Processed 13421773 items in 54091 ms (248133 keys/s), next key is 1717986944
Processed 13421773 items in 54201 ms (247630 keys/s), next key is 1717986944
Killed
As you can see, all three tests identified the particular key 1717986944
as the key that triggers the hashtable resize, and all of them happen at the same inserted key n.13421773
, and this confirms that the inserts always happen strictly in the same order regardless of the number of running threads.
However, the THREADS=1 inserted 3556052 more keys (corresponding to 434MB) than THREADS=2, and inserted 6602521 more keys (corresponding to 805MB) than THREADS=4.
Can anyone explain me why I have a such weird memory consumption even in such deterministic conditions? Is there something that I'm actually missing?

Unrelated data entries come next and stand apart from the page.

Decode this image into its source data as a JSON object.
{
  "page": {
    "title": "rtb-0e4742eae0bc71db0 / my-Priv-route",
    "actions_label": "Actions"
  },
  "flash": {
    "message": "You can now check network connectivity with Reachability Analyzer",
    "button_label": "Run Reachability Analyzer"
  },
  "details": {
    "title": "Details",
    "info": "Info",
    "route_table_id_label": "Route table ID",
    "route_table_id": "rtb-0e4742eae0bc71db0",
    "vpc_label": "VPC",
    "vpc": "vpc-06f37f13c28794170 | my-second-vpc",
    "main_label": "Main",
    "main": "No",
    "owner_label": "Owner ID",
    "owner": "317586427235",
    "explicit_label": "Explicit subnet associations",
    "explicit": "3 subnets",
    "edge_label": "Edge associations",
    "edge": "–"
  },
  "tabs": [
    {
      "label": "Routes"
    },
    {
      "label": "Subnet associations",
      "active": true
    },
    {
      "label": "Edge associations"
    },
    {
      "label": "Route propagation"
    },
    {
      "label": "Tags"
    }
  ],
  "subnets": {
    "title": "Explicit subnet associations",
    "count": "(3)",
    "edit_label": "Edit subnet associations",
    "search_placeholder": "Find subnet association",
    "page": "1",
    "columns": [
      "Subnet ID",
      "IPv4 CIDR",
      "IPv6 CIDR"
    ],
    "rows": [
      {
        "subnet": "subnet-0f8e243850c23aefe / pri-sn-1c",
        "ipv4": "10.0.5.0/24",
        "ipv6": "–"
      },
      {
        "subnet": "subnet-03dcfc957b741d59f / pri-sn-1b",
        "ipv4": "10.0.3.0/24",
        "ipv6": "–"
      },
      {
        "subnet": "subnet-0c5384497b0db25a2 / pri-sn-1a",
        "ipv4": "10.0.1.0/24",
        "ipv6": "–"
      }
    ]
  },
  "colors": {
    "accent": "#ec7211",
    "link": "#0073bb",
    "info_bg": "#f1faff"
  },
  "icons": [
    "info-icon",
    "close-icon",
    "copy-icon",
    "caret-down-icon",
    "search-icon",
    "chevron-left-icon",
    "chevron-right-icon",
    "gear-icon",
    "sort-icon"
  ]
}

Posting this as an answer since I was able to understand what's going on.
After a good amount of time and debugging I found out that the root cause of the memory consumption is a pathological memory alloc/dealloc pattern that produces heap fragmentation. No memory leaks or whatsoever. I was able to reproduce the problem with a custom hashtable implementation too.
As weird as it is, in both cases adding a malloc_trim(0);
at the end of the main loop just after the line
std::cout << std::fixed << "Processed " << total_keys << " items in " << elapsed_ms << " ms (" << std::setprecision(0) << speed << " keys/s)" << ", next key is " << next << std::endl;
compensates a bit and allows the program to reclaim more memory.